Forbes Warns Against Timidity On Tax Cuts
April 5, 2001
Former GOP presidential candidate Steve Forbes is urging President George W. Bush to take a bolder stand on tax cuts -- and to increase substantially the size and scope of those he's proposing.
Forbes makes the point that previous across-the-board rate cuts always produced higher government revenues and stimulated the economy.
- Following President John F. Kennedy's steep rate reductions, federal receipts grew almost 40 percent over four years.
- After President Bill Clinton agreed in 1997 to cut the capital-gains tax rate from 28 percent to 20 percent, federal revenues resulting from that cut increased dramatically -- from $66 billion in 1996 to more than $100 billion in 1999.

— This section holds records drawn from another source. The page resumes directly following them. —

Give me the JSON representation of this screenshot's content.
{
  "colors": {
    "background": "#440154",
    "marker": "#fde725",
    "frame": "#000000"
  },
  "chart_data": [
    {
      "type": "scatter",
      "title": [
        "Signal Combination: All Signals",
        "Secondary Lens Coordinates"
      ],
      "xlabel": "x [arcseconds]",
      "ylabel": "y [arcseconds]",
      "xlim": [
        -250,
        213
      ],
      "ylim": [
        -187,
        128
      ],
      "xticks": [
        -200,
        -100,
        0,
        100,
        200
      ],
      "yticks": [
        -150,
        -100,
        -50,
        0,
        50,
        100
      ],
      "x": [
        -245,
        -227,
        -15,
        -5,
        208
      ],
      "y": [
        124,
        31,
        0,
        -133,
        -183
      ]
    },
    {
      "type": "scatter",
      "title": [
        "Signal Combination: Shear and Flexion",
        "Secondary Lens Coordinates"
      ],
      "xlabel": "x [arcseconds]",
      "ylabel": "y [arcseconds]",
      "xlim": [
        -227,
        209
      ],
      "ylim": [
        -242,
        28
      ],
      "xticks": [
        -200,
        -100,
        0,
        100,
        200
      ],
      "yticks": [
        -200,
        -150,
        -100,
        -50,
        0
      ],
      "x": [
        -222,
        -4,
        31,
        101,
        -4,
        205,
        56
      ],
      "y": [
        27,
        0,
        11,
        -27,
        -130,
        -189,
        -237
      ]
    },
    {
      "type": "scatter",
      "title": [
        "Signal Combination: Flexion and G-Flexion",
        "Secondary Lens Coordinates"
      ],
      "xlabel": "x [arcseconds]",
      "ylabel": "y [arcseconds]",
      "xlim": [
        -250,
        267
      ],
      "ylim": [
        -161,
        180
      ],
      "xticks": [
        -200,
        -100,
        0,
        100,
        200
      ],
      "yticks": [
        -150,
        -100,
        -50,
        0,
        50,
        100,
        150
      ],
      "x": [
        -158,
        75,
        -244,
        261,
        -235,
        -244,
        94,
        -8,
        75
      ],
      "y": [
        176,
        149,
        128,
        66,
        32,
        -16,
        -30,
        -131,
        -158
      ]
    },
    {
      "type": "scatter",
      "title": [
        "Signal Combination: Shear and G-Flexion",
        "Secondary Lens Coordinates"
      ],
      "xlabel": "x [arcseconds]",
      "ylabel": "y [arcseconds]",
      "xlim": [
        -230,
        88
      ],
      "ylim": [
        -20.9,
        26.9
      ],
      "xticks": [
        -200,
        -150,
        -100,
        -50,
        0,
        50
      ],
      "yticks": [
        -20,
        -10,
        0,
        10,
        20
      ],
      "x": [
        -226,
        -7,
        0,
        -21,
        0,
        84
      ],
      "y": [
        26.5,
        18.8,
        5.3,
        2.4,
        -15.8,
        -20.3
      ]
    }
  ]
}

- Forbes predicts that if capital-gains realizations simply keep pace with gross domestic product growth over the next 10 years, the government will collect an additional $756 billion above and beyond the projected $5.6 trillion surplus.
- In 2011 alone, government revenues would be $115 billion higher than the $652 billion being projected by the Congressional Budget Office and the Joint Tax Committee.
Forbes also has nothing kind to say about "the crazy new suggestion of instant rebates." He also warns Republicans against triggers that would halt tax cuts if surpluses disappear -- calling such a plan "an invitation to a spending binge."
The additional tax cuts he proposes include eliminating the alternative minimum tax, increasing limits on funds to Roth IRAs and 401(k)s, extending the moratorium on Internet taxes and permitting mutual-fund shareholders to avoid taxes on their funds' capital gains until they sell their shares.